O delineamento da idéia de memória de futuro acompanha a relação dinâmica
entre dois pólos antagônicos – utopia e distopia – que são muito característicos das
narrativas de ficção científica.
Dessa forma, as projeções de sociedades futuras
utópicas e distópicas seguem as conjunções de uma memória que se lança como
projeto e/ou possibilidade de futuro baseada nas expectativas do presente.
Para este trabalho trazemos as análises do texto fílmico Barbarella (1968) e a
percepção de uma sociedade sem conflitos bélicos que tem como referência os
movimentos de contracultura do período da narrativa.
Texto fílmico e memória
A memória tem sido objeto de intensa discussão, pesquisa e teorização nos
últimos anos. Isso não significa que ela não tenha tido sua importância outrora.
Considerando nossa civilização ocidental, remonta aos gregos o pensar a memória.
Desde esse período até os dias atuais, o conceito de memória foi abordado por
filósofos de diferentes escolas. Com Santo Agostinho, o conhecimento de si – a
introspecção –, com o objetivo de abrir-se a Deus e atingir a verdade, era possível
através da profunda exploração do palácio da memória "onde estão tesouros de
inumeráveis imagens trazidas por percepções de todas as espécies." (SANTO
AGOSTINHO, 1973, p. 200). Outros teóricos se ocuparam deste objeto, destacandose, em maior ou menor grau de aprofundamento na questão. Como Montaigne: “uma
excelente memória facilmente se conjuga com o mais débil dos intelectos.”
(MONTAIGNE apud FENTRESS; WICKHAM, 1994, p. 28). O esquecimento é
profundamente enaltecido por Montaigne, que vê nele um dispositivo importante para
o ato criativo.
Em fins do século XIX, na esteira dos trabalhos de Durkheim, Maurice
Halbwachs elabora seus estudos acerca da memória, estabelecendo um marco para
aqueles que, posteriormente, se aventuraram nesta seara. É sobretudo em A Memória
Coletiva que encontramos suas articulações. De início, ele estabelece a relação entre
memória individual e memória coletiva, mostrando que nossas lembranças são
coletivas; recordamos em função do(s) outro(s), mesmo quando se trata de eventos
aos quais presenciamos sozinhos e objetos que vislumbramos sem nenhuma outra
testemunha. Segundo ele, isso ocorre porque nunca estamos sozinhos, pois sempre
“carregamos conosco” uma quantidade de pessoas que não se misturam. A título de
exemplo, ele cita um passeio pela cidade de Londres. Apesar de fazê-lo sozinho, suas
lembranças ao passar por lugares conhecidos, é acionada por narrativas de fatos que
ele leu ou ouviu em outros lugares ou de outras pessoas.

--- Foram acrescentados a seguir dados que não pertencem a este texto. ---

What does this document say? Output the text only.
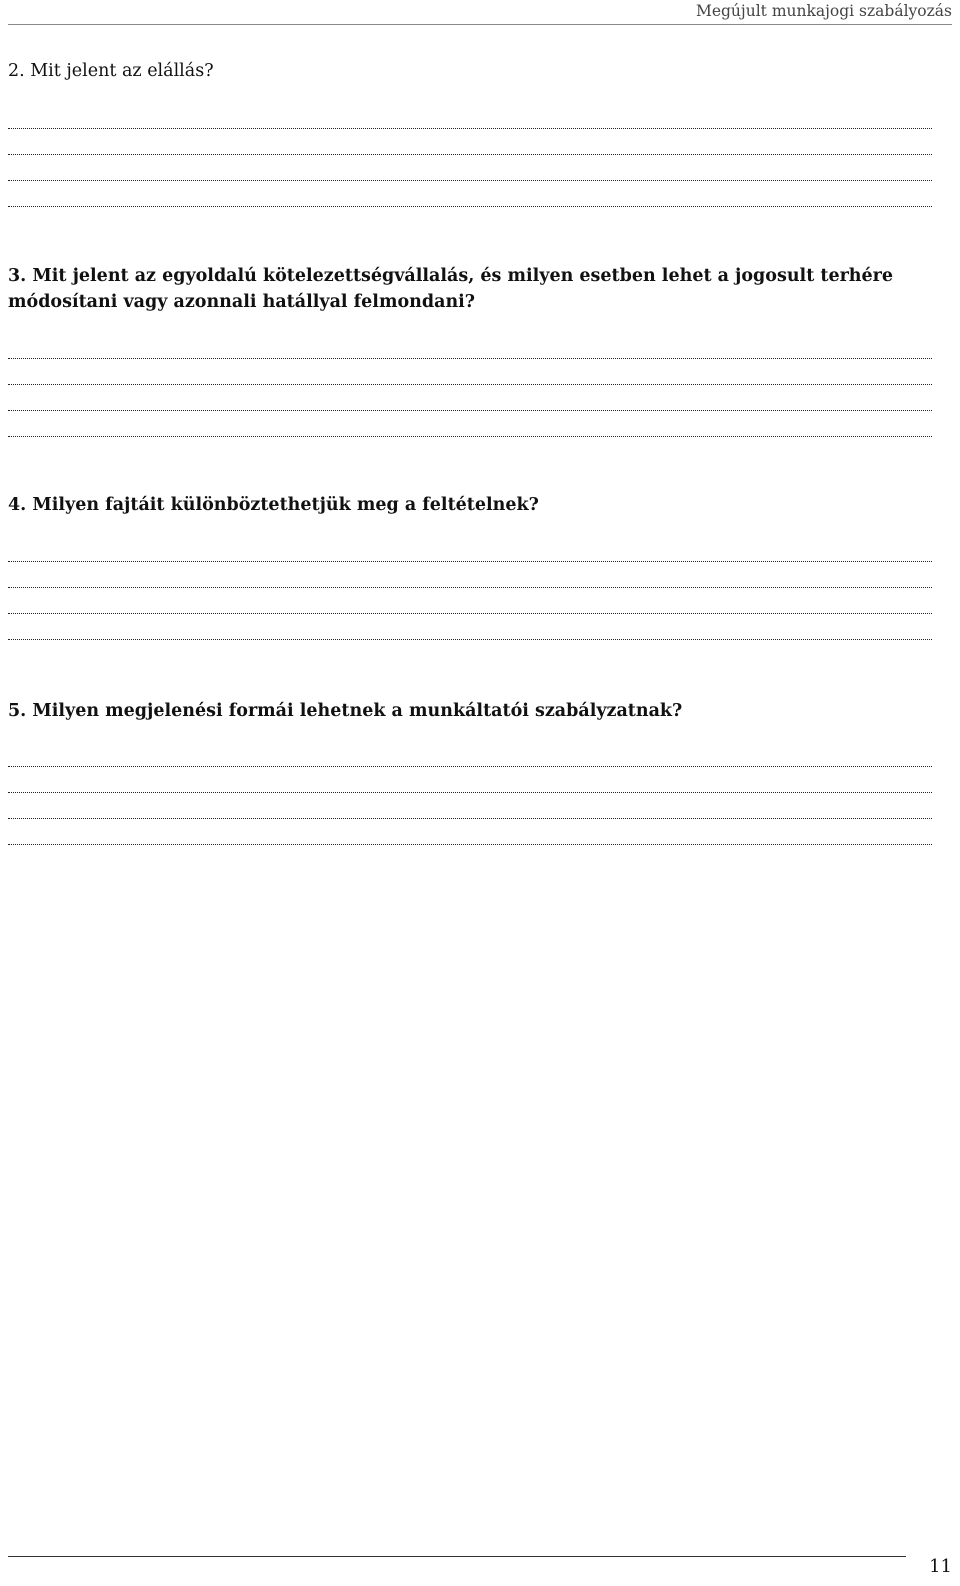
Megújult munkajogi szabályozás
2. Mit jelent az elállás?
3. Mit jelent az egyoldalú kötelezettségvállalás, és milyen esetben lehet a jogosult terhére módosítani vagy azonnali hatállyal felmondani?
4. Milyen fajtáit különböztethetjük meg a feltételnek?
5. Milyen megjelenési formái lehetnek a munkáltatói szabályzatnak?
11
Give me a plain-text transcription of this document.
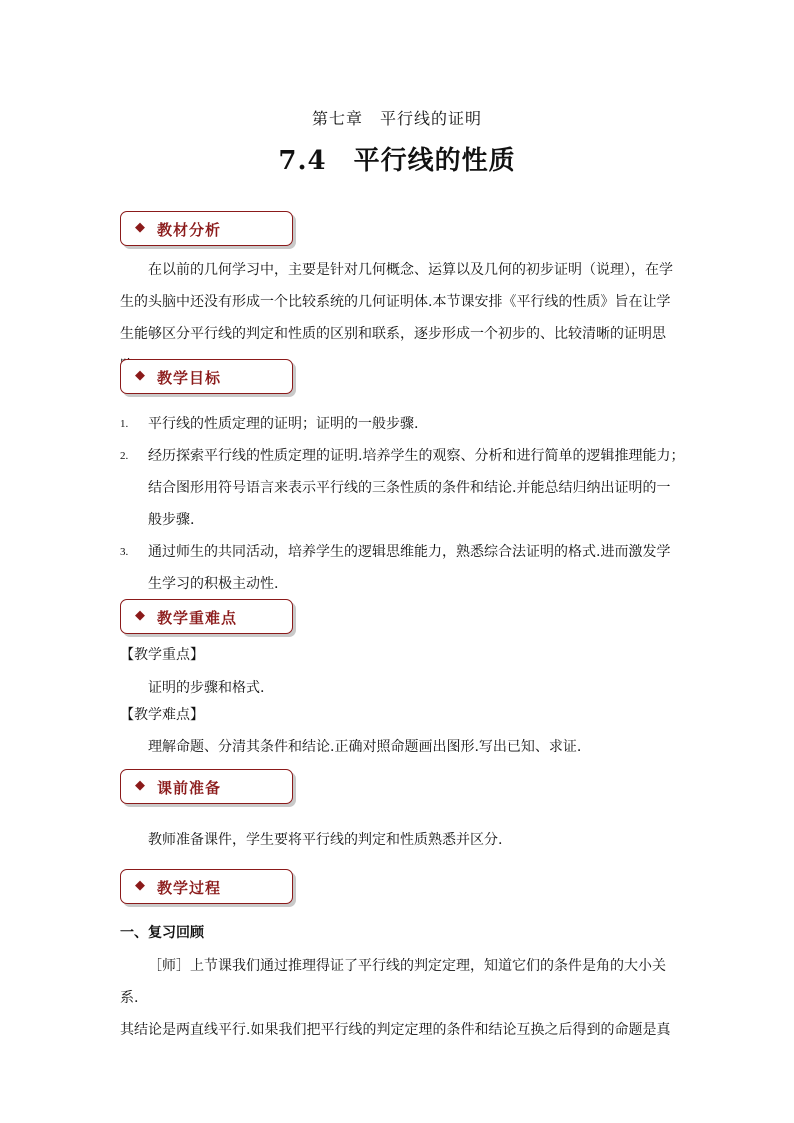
第七章　平行线的证明
7.4　平行线的性质
◆ 教材分析
在以前的几何学习中，主要是针对几何概念、运算以及几何的初步证明（说理），在学
生的头脑中还没有形成一个比较系统的几何证明体.本节课安排《平行线的性质》旨在让学
生能够区分平行线的判定和性质的区别和联系，逐步形成一个初步的、比较清晰的证明思
◆ 教学目标
1. 平行线的性质定理的证明；证明的一般步骤.
2. 经历探索平行线的性质定理的证明.培养学生的观察、分析和进行简单的逻辑推理能力；
结合图形用符号语言来表示平行线的三条性质的条件和结论.并能总结归纳出证明的一
般步骤.
3. 通过师生的共同活动，培养学生的逻辑思维能力，熟悉综合法证明的格式.进而激发学
生学习的积极主动性.
◆ 教学重难点
【教学重点】
证明的步骤和格式.
【教学难点】
理解命题、分清其条件和结论.正确对照命题画出图形.写出已知、求证.
◆ 课前准备
教师准备课件，学生要将平行线的判定和性质熟悉并区分.
◆ 教学过程
一、复习回顾
［师］上节课我们通过推理得证了平行线的判定定理，知道它们的条件是角的大小关系.
其结论是两直线平行.如果我们把平行线的判定定理的条件和结论互换之后得到的命题是真
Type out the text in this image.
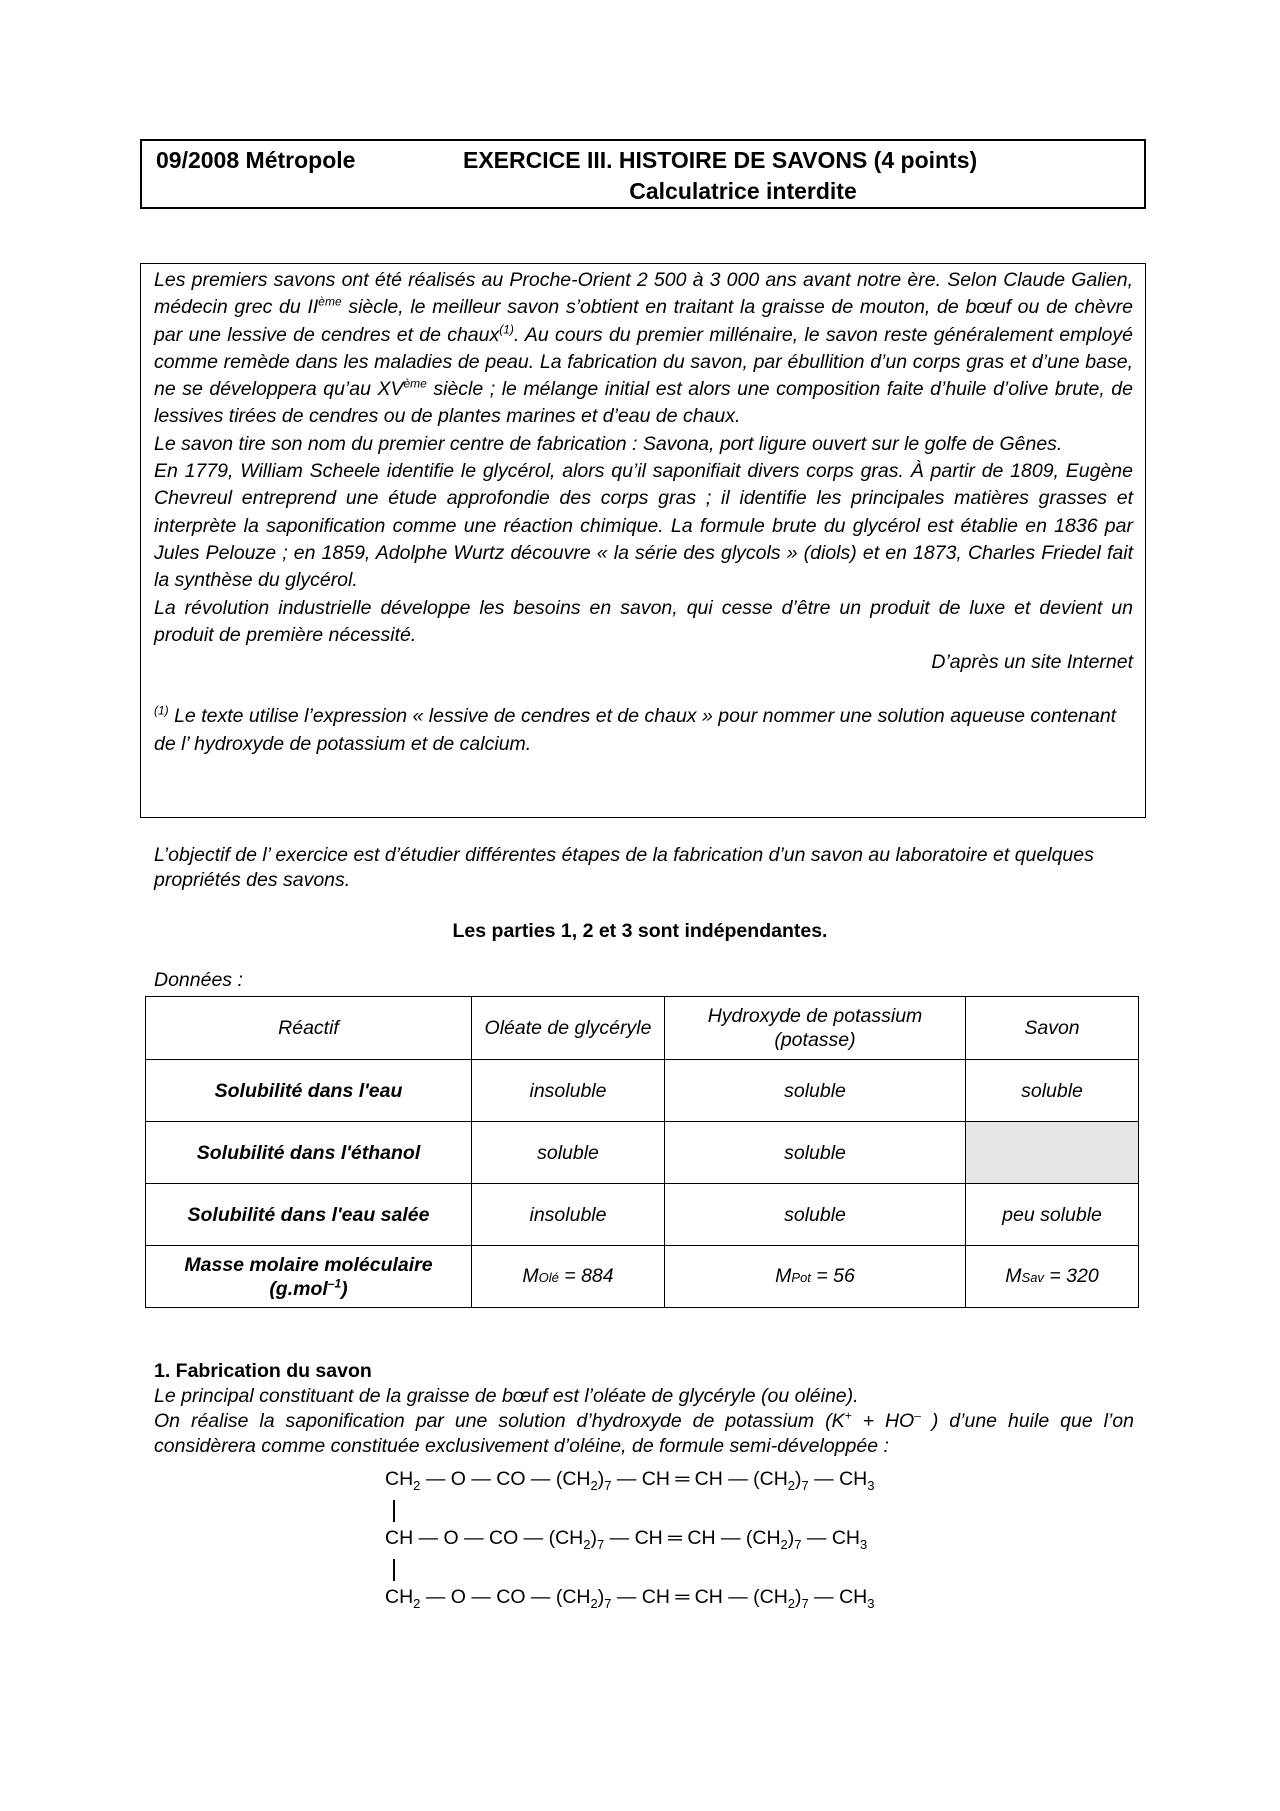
09/2008 Métropole	EXERCICE III. HISTOIRE DE SAVONS (4 points)
Calculatrice interdite

Les premiers savons ont été réalisés au Proche-Orient 2 500 à 3 000 ans avant notre ère. Selon Claude Galien, médecin grec du IIème siècle, le meilleur savon s’obtient en traitant la graisse de mouton, de bœuf ou de chèvre par une lessive de cendres et de chaux$^{(1)}$. Au cours du premier millénaire, le savon reste généralement employé comme remède dans les maladies de peau. La fabrication du savon, par ébullition d’un corps gras et d’une base, ne se développera qu’au XVème siècle ; le mélange initial est alors une composition faite d’huile d’olive brute, de lessives tirées de cendres ou de plantes marines et d’eau de chaux.

Le savon tire son nom du premier centre de fabrication : Savona, port ligure ouvert sur le golfe de Gênes.

En 1779, William Scheele identifie le glycérol, alors qu’il saponifiait divers corps gras. À partir de 1809, Eugène Chevreul entreprend une étude approfondie des corps gras ; il identifie les principales matières grasses et interprète la saponification comme une réaction chimique. La formule brute du glycérol est établie en 1836 par Jules Pelouze ; en 1859, Adolphe Wurtz découvre « la série des glycols » (diols) et en 1873, Charles Friedel fait la synthèse du glycérol.

La révolution industrielle développe les besoins en savon, qui cesse d’être un produit de luxe et devient un produit de première nécessité.

D’après un site Internet

$^{(1)}$ Le texte utilise l’expression « lessive de cendres et de chaux » pour nommer une solution aqueuse contenant de l’ hydroxyde de potassium et de calcium.

L’objectif de l’ exercice est d’étudier différentes étapes de la fabrication d’un savon au laboratoire et quelques propriétés des savons.
Les parties 1, 2 et 3 sont indépendantes.
Données :
Réactif	Oléate de glycéryle	Hydroxyde de potassium (potasse)	Savon
Solubilité dans l'eau	insoluble	soluble	soluble
Solubilité dans l'éthanol	soluble	soluble	
Solubilité dans l'eau salée	insoluble	soluble	peu soluble
Masse molaire moléculaire
(g.mol$^{-1}$)	MOlé = 884	MPot = 56	MSav = 320
1. Fabrication du savon

Le principal constituant de la graisse de bœuf est l’oléate de glycéryle (ou oléine).

On réalise la saponification par une solution d’hydroxyde de potassium (K+ + HO– ) d’une huile que l’on considèrera comme constituée exclusivement d’oléine, de formule semi-développée :

$CH_2$ — O — CO — $(CH_2)_7$ — CH ═ CH — $(CH_2)_7$ — $CH_3$
CH — O — CO — $(CH_2)_7$ — CH ═ CH — $(CH_2)_7$ — $CH_3$
$CH_2$ — O — CO — $(CH_2)_7$ — CH ═ CH — $(CH_2)_7$ — $CH_3$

[...] La première fois que j´ai été à Londres, devant St. Paul ou
Mansion House, sur le Strand, aux alentours des Court´s of Law,
bien des impressions me rappelaient les romans de Dickens lus dans
mon enfance: je m´y promenais donc avec Dickens. (HALBWACHS,
1997, p. 53)
Tal consideração traz conseqüências importantes à nossa investigação. É
possível pensar o texto fílmico como substrato a um trabalho de rememoração do
passado ou, também, como um elemento estruturador de identidade/memória?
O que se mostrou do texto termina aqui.